Mayat di Atas Bukit

Sementara itu, dari dalam stoples akuariumnya, si bungsu, si mas koki gendut, berkomat-kamit di dalam air, mengeluarkan gelembung udara dari mulutnya. Ia bilang, bahwa papanya pilih kasih, sebab tidak turut meminta pendapatnya. Maka, aku pun mendekatinya dan bertanya padanya, apakah aku memang harus pergi ke bukit untuk melihat mayat itu? Papa memang harus melihatnya, sebelum mayat itu diangkut ke rumah sakit yang ada di kota, kata si bungsu. Kenapa aku harus melihatnya? Tanyaku balik. Karena kau suami yang baik, kau papa yang baik, dan kau harus memastikan kalau semua anggota keluargamu baik-baik saja. Tak ada ruginya pergi melihat-lihat daripada berdiam di rumah dan menjadi gila.

Anak ini juga tak punya adab, pikirku. Mengatai papanya gila. Kuraih stoples berisi air itu, lalu kubanting di lantai. Stoples berkeping jadi beling.
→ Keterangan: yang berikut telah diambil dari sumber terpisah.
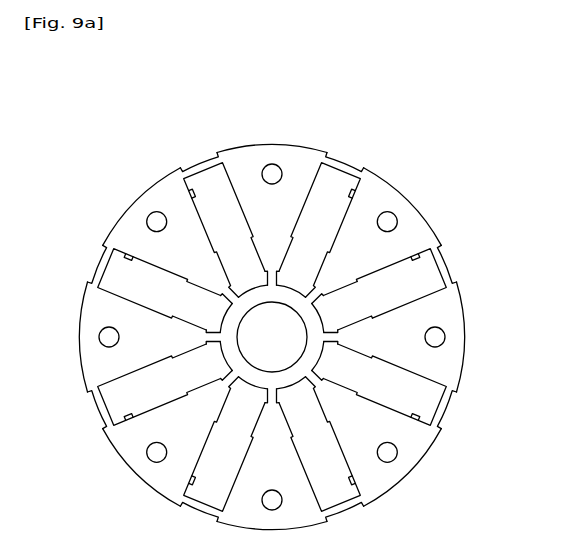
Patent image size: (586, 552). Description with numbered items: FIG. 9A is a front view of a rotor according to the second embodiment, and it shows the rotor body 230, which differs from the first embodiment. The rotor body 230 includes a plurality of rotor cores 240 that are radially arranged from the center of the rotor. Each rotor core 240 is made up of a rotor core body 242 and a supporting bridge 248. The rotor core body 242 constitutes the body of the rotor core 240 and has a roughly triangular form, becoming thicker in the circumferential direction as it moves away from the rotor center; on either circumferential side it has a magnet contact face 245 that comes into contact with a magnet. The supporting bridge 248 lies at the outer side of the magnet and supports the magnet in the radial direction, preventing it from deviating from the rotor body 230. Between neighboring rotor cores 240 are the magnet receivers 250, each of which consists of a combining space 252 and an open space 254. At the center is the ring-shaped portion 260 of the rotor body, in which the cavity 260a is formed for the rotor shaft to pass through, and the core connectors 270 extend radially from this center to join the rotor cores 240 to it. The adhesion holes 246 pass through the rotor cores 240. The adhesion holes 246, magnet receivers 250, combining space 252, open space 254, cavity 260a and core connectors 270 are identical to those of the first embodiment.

The rotor body 230 is at (140, 74).
The rotor core 240 is at (243, 139).
The rotor core body 242 is at (272, 153).
The magnet contact face 245 is at (188, 196).
The adhesion hole 246 is at (357, 191).
The supporting bridge 248 is at (343, 166).
The magnet receiver 250 is at (506, 280).
The combining space 252 is at (373, 298).
The open space 254 is at (325, 322).
The inner core portion (hub) 260 is at (252, 298).
The cavity 260a is at (259, 349).
The core connector 270 is at (226, 297).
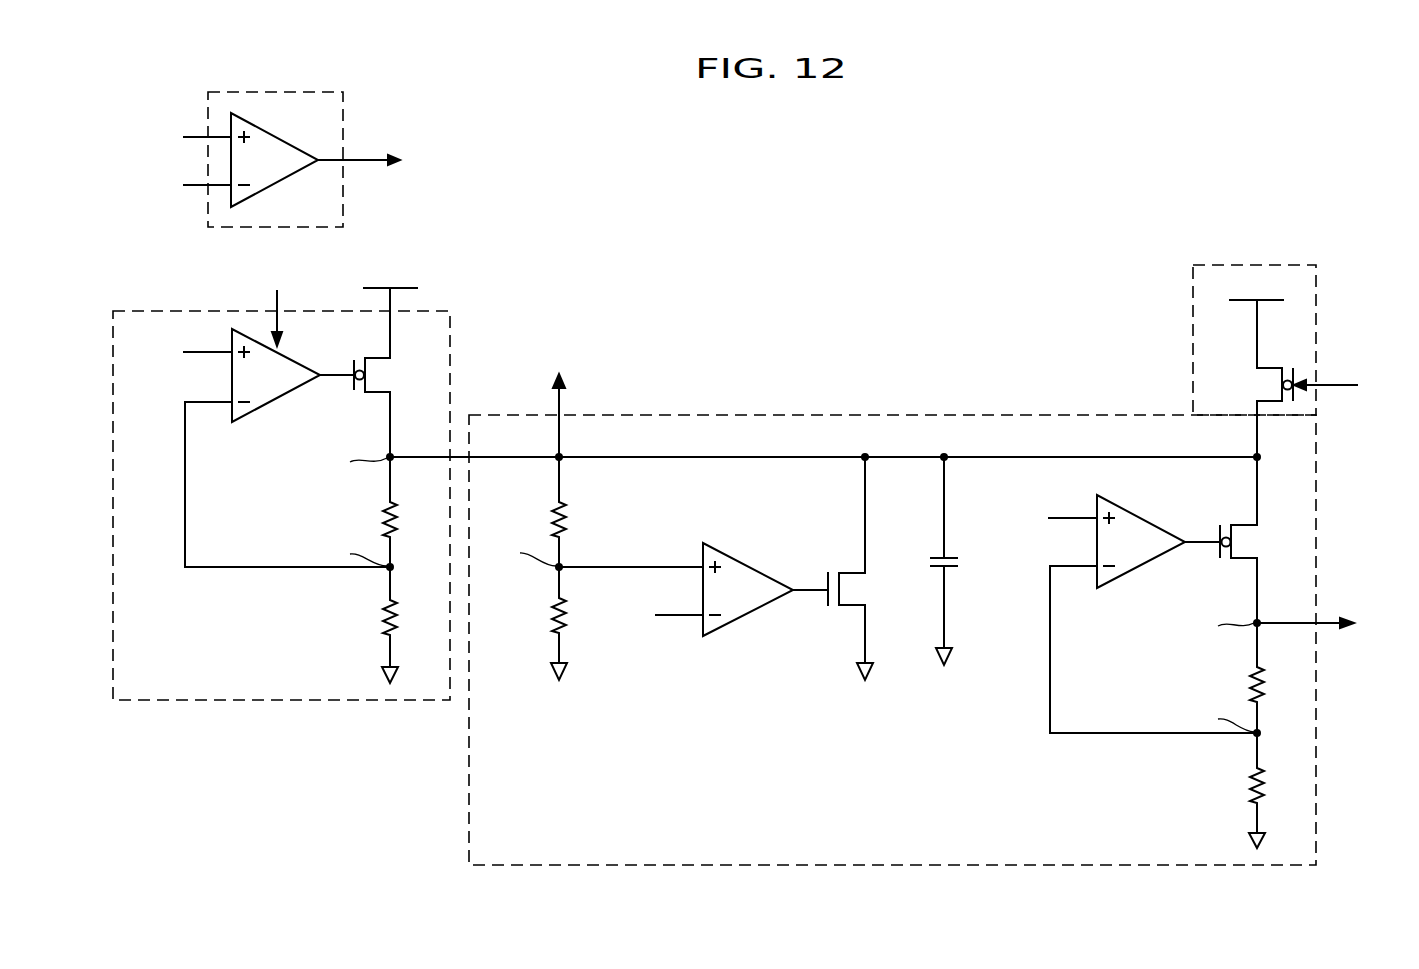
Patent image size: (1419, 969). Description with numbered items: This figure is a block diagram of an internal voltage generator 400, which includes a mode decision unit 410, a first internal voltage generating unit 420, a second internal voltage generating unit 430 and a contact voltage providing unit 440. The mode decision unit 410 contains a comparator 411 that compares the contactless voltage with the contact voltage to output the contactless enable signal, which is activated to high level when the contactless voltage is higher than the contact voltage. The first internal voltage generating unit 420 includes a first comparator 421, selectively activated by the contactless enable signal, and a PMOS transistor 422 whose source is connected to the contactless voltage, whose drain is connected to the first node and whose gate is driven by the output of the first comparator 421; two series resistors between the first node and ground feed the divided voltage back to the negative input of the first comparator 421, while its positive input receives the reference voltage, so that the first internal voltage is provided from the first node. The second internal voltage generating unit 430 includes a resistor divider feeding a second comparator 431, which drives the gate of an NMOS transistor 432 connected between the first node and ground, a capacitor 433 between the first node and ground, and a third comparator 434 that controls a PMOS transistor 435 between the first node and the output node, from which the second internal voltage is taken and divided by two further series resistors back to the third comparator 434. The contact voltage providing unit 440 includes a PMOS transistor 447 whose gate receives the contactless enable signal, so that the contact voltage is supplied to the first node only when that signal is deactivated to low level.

The internal voltage generator 400 is at (782, 187).
The mode decision unit 410 is at (343, 218).
The comparator 411 is at (278, 133).
The first internal voltage generating unit 420 is at (210, 311).
The first comparator 421 is at (250, 413).
The PMOS transistor 422 is at (378, 375).
The second internal voltage generating unit 430 is at (960, 414).
The second comparator 431 is at (745, 612).
The NMOS transistor 432 is at (853, 590).
The capacitor 433 is at (960, 563).
The third comparator 434 is at (1115, 580).
The PMOS transistor 435 is at (1243, 542).
The contact voltage providing unit 440 is at (1316, 300).
The PMOS transistor 447 is at (1275, 385).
Si bungsu gendut malah menari-nari, melompat-lompat. Aku ikut menari bersamanya di lantai. Berputar-putar. Menggelepar-gelepar. Menyenangkan sekali. Kalau tidak ada orang mengetuk-ngetuk pintu, mungkin aku masih akan terus menari bersama si bungsu gendut. Tertawa bersama. Sampai tidak bergerak.

Aku membuka pintu. Beberapa tetangga sudah berkerumun di teras. Sepertinya mayat perempuan yang ditemukan di bukit itu memang istrimu, ujar seonggok ketela pohon yang tiba-tiba menyeruak dari kerumunan. Kau harus melihatnya, kata segelundung pepaya, tepat di depan mukaku. Seekor kalajengking raksasa berdiri dan ikut bersuara, untuk memastikan apakah dia istrimu atau tidak kau harus melihatnya. Seekor kampret beterbangan di udara dan berseru, dia istrimu, aku yakin dia istrimu. Mendadak sebuah pohon mangga tanggung menarik tanganku dan memekik, aku akan mengantarmu ke bukit. Kau harus melihatnya sendiri.

Para tetangga bersekongkol dengan ketela pohon, segelundung pepaya, kalajengking, kampret, pohon mangga, serta aneka tumbuhan dan binatang-binatang lain untuk menggiringku menuju bukit. Di sepanjang jalan, orang-orang, tumbuhan-tumbuhan, binatang-binatang, memandangiku dengan tatapan aneh. Seekor kucing di atas sebuah kursi di teras rumah tetangga mengedipkan matanya padaku lalu menjilati tubuhnya sendiri. Bunga-bunga dalam pot tersenyum, bersorak, seperti memberiku semangat.

Sesampainya di atas bukit, aku terbengong-bengong, sebab bukit itu tidak lagi menjadi bukit, melainkan menjadi pasar. Orang-orang berkerumun sambil menutup hidung. Matahari menjerang tepat di atas kepala. Dan desau angin bermunculan dari daun-daun. Minggir. Minggir. Orang-orang berseru. Kerumunan itu pun tersingkap. Sebuah pita berwarna kuning dipasang memanjang dari pohon ke pohon. Mungkin ada anak kecil sedang ingin bermain di atas bukit, pikirku. Di hadapanku, aku melihat beberapa orang berseragam tengah berebutan menggotong gedebok pisang menuju tandu.